When it comes to RDF, validation means several different things. There is syntactical validation (and the triple you included in your message is syntactically correct). Trellis currently does syntactic validation: if you POST syntactically invalid RDF, the request is rejected with a 400 Bad Request. There is also SHACL and ShEx validation that work on the semantics of the RDF. Trellis does not implement this, but adding this is possible; more on that below.
For syntactically valid RDF, Trellis will accept whatever triples are sent by a client and persist those. So, if a client POSTs syntactically valid (but semantically invalid, as in your case), Trellis generally won't do any manipulation, checking or validation on those triples. And as a note, Turtle prefixes are not required to end in a / or # character; the Turtle grammar
for prefixes requires only an IRIREF
. Though you are correct, it is certainly common for prefix definitions to end in a / or # (OTOH, I know of certain patterns where that is not the case, especially for referencing the 'current document' as in @prefix : <> .
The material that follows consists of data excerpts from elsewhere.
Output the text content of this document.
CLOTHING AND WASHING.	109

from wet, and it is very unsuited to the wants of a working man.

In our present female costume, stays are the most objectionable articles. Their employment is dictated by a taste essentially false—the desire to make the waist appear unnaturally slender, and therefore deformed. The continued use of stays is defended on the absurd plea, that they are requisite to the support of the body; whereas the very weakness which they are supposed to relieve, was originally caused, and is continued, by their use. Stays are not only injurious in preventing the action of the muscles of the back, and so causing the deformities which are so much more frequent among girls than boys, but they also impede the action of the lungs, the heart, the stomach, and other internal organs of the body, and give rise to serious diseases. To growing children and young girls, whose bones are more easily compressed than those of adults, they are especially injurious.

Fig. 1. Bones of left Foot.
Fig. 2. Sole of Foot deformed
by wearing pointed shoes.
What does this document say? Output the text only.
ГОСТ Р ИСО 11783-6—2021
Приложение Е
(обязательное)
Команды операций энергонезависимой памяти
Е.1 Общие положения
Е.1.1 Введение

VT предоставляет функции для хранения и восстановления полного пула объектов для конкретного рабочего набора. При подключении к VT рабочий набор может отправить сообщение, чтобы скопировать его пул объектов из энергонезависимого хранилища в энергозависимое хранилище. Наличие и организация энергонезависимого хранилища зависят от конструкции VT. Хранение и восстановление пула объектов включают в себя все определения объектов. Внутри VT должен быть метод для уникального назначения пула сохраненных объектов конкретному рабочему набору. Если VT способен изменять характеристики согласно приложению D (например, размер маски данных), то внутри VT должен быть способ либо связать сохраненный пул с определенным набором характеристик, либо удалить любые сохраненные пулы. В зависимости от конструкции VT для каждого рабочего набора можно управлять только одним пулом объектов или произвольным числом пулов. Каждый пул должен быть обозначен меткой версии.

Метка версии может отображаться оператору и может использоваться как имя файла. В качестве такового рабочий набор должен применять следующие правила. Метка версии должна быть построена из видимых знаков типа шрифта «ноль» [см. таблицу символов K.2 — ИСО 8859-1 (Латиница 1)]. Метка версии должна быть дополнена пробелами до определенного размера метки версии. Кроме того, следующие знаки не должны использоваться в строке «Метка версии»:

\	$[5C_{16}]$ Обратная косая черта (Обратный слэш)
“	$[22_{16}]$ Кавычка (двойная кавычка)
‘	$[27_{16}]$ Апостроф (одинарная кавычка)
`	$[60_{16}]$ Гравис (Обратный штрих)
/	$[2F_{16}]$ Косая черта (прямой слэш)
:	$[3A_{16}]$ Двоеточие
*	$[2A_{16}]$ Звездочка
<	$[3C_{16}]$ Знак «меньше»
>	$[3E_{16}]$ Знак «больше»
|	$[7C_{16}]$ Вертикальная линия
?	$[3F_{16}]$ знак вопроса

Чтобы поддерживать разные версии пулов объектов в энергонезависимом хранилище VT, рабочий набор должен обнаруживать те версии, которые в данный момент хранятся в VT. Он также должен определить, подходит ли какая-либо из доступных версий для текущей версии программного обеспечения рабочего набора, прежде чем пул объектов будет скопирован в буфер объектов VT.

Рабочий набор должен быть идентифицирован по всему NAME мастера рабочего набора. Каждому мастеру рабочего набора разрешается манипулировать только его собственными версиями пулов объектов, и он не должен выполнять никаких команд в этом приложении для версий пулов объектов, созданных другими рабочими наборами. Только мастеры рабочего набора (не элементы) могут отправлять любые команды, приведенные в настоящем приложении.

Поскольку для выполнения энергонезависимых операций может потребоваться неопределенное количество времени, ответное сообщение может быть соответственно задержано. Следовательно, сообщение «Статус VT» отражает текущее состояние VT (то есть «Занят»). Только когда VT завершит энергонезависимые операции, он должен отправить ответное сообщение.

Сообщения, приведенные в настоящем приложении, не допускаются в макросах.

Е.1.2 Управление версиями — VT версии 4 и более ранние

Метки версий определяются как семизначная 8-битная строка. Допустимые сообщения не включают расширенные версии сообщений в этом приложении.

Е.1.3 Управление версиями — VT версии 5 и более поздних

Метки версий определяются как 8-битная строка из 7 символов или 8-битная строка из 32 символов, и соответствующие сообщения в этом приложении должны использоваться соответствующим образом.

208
That said, there is a mechanism for validating the incoming RDF in Trellis. In fact, there is some minimal validation that happens to RDF, but only based on what LDP formally requires (e.g. ldp:membershipResource must point to an in-domain IRI -- it can't be a literal or any arbitrary IRI; ldp:hasMemberRelation must point to an IRI, which can't be ldp:contains; there are a few such rules). Those validation rules are all part of a class that implements Trellis' ConstraintService API
. The Trellis code is structured in such a way that any number of ConstraintService implementations can be injected into the runtime. The deployable artifacts that you see with Trellis releases contain only the trellis-constraint-rules
artifact (i.e. the minimal LDP validation rules), but if one wished to do any sort of more complex validation (including SHACL or ShEx), that would be the place to do it. That would also mean writing some Java code and building your own deployable artifact, though technically, you could just drop a jar file into the classpath of your deployed Trellis and it should work.
I would point out, though, that issue that motivated this comment (a missing trailing slash in a prefix) is actually rather tricky. The IRI that is produced is a valid IRI and hence it is syntactically valid Turtle, and so the only real way to catch it would be to have a SHACL/ShEx rule that explicitly requires the foaf:name triple in the resource; your resource does not contain foaf:name and so the SHACL/ShEx validator would produce an error.